A major irregularity is a “late birth certificate “ filed a year or more after the birth. According to the US Department of State a “late birth certificate” may only be accepted for passport application if it lists the documentation used to create it and is signed by the attending physician or midwife, or, lists an affidavit signed by the parents, or shows early public records. Recent proposed passport changes are even more stringent and absurd, and actually include a requirement for those with problematic birth documents to list every residence in which they have ever lived, and a list of their mother’s pre-natal doctor’s appointments! http://papersplease.org/wp/wp-content/uploads/2011/03/ds5513-proposed.pdf )

Reportedly, some states are now backdating the filing date of amended birth certificates to “keep up” with federal requirements; thus creating an even larger legal fiction regarding adoptees’ births than now exists.

 

Other “irregularities” include age discrepancies between parents and child, missing information, and irregular signatures (ex: typed rather than signed). This problem will grow with the increase in adoption of older children from foster care and adoptions by same sex couples.

Conclusion

Adopted people want their original birth certificates for many reasons. But reasons are immaterial We have a right to the facts about our births, origins, and adoptions. We have a right to do whatever we please with the information found on our birth certificates, just as the not-adopted do.

There is no state interest in keeping original birth certificates sealed from the adoptees to whom they pertain. Those who claim a statutory right to privacy, either implicitly through sealed records or through the Disclosure Veto or other restrictions ,simply enjoy a privilege created by statute which can therefore be revoked by statute.

Bastard Nation supports HB 524 insofar as it restores OBC access, but we cannot support any amendment added to this measure which creates or maintains tiers of access; that is, restores access to “qualifying” adoptees, but not to others.

All adoptees, not just some, should be treated to equal OBC access. Otherwise, ten years from now, we’ll be back here, arguing for access to the left-behinds. Make it simple. Don’t leave anyone behind!
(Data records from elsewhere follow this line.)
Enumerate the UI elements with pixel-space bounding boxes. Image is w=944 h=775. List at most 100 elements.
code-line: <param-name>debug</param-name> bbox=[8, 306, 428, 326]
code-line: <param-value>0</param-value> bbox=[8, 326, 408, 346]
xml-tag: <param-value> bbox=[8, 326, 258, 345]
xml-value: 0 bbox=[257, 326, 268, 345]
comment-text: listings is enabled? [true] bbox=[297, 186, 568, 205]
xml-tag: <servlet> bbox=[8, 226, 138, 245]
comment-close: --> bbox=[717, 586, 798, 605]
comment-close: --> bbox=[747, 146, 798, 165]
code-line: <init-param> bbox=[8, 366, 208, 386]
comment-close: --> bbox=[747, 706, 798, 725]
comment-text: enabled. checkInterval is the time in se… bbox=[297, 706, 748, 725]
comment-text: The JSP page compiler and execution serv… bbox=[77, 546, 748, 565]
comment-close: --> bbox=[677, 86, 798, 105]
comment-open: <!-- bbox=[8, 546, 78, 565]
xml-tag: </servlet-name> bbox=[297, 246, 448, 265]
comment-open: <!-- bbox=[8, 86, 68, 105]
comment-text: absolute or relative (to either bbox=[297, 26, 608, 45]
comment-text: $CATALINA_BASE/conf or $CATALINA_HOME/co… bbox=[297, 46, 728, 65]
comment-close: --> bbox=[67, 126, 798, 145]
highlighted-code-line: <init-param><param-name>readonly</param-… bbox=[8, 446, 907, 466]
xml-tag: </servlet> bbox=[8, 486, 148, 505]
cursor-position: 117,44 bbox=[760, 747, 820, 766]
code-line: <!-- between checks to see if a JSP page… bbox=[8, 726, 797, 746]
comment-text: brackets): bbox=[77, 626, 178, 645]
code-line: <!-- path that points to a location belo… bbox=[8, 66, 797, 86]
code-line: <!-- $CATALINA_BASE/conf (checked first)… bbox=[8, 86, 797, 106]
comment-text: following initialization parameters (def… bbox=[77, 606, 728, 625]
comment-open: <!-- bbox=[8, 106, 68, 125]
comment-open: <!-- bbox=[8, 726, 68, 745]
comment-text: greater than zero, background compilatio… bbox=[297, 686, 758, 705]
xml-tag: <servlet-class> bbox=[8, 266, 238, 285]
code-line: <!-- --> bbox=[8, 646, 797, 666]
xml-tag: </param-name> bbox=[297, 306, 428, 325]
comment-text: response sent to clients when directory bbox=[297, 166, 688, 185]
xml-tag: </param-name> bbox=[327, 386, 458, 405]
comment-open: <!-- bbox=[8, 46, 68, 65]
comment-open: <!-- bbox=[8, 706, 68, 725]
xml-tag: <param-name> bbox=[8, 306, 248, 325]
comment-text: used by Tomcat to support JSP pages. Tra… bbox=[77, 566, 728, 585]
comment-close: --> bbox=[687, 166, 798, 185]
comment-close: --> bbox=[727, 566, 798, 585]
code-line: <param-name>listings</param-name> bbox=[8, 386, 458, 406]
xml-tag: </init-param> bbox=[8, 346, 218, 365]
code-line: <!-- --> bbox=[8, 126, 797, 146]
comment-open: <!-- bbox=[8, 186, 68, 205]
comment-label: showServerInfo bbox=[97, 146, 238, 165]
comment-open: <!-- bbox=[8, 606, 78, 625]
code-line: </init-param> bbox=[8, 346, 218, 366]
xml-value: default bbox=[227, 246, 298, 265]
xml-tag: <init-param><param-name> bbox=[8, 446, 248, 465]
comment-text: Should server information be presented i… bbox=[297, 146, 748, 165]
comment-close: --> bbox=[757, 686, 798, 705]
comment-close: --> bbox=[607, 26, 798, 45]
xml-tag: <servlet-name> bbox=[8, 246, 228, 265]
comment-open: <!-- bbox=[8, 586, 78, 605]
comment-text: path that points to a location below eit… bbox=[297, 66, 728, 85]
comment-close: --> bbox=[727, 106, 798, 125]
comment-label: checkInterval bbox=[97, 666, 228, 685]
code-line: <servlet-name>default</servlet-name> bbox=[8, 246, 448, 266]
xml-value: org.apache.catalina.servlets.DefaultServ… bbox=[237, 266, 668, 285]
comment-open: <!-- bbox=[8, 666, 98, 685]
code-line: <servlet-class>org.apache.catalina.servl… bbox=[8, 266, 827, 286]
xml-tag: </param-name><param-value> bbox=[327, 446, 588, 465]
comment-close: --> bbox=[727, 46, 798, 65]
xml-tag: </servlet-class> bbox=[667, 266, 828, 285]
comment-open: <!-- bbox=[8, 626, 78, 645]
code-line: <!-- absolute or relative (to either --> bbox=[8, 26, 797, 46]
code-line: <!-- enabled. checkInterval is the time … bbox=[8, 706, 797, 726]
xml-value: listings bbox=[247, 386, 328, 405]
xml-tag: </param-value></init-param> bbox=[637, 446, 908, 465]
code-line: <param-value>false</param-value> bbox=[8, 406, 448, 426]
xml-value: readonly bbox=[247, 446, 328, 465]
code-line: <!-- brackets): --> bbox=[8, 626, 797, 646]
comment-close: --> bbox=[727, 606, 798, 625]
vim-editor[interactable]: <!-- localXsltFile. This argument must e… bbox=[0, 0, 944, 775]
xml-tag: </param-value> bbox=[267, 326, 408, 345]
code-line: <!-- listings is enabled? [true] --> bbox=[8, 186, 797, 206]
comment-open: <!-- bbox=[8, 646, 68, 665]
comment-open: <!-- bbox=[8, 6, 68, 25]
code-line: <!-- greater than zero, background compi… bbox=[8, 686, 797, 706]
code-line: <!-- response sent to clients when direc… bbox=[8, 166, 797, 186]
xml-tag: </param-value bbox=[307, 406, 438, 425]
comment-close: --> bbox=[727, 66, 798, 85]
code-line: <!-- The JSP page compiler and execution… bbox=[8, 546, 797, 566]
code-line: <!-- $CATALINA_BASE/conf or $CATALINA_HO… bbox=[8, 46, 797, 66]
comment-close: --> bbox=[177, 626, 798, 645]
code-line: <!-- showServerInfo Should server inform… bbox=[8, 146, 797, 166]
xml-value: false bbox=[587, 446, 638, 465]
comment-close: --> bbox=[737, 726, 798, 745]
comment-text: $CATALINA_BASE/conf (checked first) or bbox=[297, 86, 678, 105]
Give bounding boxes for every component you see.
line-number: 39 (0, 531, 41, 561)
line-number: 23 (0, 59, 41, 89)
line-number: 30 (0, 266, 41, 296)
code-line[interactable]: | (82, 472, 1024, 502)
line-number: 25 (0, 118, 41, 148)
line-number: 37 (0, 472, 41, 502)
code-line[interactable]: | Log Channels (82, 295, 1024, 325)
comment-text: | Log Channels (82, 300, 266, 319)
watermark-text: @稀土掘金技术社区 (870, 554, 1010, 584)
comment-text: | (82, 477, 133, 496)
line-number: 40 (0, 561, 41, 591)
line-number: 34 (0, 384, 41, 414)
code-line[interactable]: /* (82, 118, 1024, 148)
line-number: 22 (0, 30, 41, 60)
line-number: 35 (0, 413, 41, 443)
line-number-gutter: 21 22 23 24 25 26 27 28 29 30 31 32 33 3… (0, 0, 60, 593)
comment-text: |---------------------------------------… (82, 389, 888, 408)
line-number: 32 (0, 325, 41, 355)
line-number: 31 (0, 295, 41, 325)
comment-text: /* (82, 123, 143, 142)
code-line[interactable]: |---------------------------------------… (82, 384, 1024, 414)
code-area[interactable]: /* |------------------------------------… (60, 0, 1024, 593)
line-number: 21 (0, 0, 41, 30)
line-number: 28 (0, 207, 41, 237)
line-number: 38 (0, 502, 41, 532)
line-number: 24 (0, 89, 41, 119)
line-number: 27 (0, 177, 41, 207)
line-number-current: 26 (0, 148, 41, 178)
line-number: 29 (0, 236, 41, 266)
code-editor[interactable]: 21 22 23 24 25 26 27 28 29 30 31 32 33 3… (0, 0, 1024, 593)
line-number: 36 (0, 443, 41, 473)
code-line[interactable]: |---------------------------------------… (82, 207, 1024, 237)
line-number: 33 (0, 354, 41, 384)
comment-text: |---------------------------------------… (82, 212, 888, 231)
Please vote DO Pass for Rep. Brockway’s unrestricted access bill. Vote DO NOT pass for the Welch Amendment or any other attempt to restriction access.

Submitted by:

Marley Greiner,

Executive Chair, Bastarad Natiion

formerly of Radium Springs and Albany, Georgia

National headquarters: PO Box 9959, Spokane, Washington 99209 .

Bastard Nation is dedicated to the recognition of the full human and civil rights of adult adoptees. Toward that end, we advocate the opening to adoptees, upon request at age of majority, of those government documents which pertain to the adoptee’s historical, genetic, and legal identity, including the unaltered original birth certificate and adoption decree. Bastard Nation asserts that it is the right of people everywhere to have their official original birth records unaltered and free from falsification, and that the adoptive status of any person should not prohibit him or her from choosing to exercise that right. We have reclaimed the badge of bastardy placed on us by those who would attempt to shame us; we see nothing shameful in having been born out of wedlock or in being adopted. Bastard Nation does not support mandated mutual consent registries or intermediary systems in place of unconditional open records, nor any other system that is less than access on demand to the adult adoptee, without condition, and without qualification.